A ball of mass 160 g is thrown up at an angle of `60^(@)` to the horizontal at a speed of `10ms^(-1)` . The angular momentum of the ball at highest point of the trajectory with respect to the point from which the ball is thrown is nearly `(g=10ms^(2))`

To find the angular momentum of the ball at the highest point of its trajectory with respect to the point from which it was thrown, we can follow these steps: ### Step 1: Identify the given parameters - Mass of the ball, \( m = 160 \, \text{g} = 0.16 \, \text{kg} \) (convert grams to kilograms) - Initial speed, \( u = 10 \, \text{m/s} \) - Angle of projection, \( \theta = 60^\circ \) - Acceleration due to gravity, \( g = 10 \, \text{m/s}^2 \) ### Step 2: Calculate the horizontal and vertical components of the initial velocity - The horizontal component of velocity, \( u_x = u \cos \theta = 10 \cos 60^\circ = 10 \times \frac{1}{2} = 5 \, \text{m/s} \) - The vertical component of velocity, \( u_y = u \sin \theta = 10 \sin 60^\circ = 10 \times \frac{\sqrt{3}}{2} = 5\sqrt{3} \, \text{m/s} \) ### Step 3: Determine the maximum height reached by the ball The maximum height \( H \) can be calculated using the formula: \[ H = \frac{u_y^2}{2g} \] Substituting the values: \[ H = \frac{(5\sqrt{3})^2}{2 \times 10} = \frac{75}{20} = \frac{15}{4} \, \text{m} \] ### Step 4: Calculate the angular momentum at the highest point At the highest point, the vertical component of velocity is zero, and the horizontal component remains constant.
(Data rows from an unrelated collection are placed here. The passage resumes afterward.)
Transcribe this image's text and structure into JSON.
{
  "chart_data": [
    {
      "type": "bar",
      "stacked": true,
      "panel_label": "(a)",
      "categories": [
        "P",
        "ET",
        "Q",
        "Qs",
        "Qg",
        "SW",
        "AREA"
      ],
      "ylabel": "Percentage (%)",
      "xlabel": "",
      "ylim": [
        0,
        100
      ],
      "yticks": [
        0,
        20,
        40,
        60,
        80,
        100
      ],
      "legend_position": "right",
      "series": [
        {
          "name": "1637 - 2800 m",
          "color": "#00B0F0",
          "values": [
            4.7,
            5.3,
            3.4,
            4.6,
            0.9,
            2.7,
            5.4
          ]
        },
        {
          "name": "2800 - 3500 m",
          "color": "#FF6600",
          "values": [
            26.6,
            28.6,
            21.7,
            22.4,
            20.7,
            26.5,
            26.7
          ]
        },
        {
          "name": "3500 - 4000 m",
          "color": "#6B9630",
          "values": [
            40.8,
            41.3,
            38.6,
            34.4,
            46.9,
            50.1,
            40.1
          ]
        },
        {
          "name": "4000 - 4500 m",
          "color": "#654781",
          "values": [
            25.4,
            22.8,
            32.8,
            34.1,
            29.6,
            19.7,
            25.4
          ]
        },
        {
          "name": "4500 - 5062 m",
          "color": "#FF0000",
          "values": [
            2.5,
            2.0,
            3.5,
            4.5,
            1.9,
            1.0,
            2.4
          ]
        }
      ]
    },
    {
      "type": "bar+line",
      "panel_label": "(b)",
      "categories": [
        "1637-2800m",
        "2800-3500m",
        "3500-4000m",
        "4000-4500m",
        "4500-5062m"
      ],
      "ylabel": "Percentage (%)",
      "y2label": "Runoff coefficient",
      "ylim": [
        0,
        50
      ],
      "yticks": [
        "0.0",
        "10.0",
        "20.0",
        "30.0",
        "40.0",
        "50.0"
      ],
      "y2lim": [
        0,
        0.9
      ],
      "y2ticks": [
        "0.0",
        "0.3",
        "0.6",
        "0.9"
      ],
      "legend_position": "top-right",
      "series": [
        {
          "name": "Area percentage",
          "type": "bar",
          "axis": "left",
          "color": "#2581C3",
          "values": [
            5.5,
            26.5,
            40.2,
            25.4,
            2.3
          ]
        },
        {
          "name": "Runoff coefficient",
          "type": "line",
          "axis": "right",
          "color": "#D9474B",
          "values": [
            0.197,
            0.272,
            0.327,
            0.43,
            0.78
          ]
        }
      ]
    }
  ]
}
The angular momentum \( L \) is given by: \[ L = m \cdot v \cdot r_{\perpendicular} \] Where: - \( v = u_x = 5 \, \text{m/s} \) (horizontal component of velocity) - \( r_{\perpendicular} = H = \frac{15}{4} \, \text{m} \) Substituting the values: \[ L = 0.16 \, \text{kg} \cdot 5 \, \text{m/s} \cdot \frac{15}{4} \, \text{m} \] Calculating step-by-step: 1. \( 0.16 \cdot 5 = 0.8 \) 2. \( 0.8 \cdot \frac{15}{4} = 0.8 \cdot 3.75 = 3 \, \text{kg m}^2/\text{s} \) ### Final Answer The angular momentum of the ball at the highest point of the trajectory with respect to the point from which it was thrown is approximately \( 3 \, \text{kg m}^2/\text{s} \). ---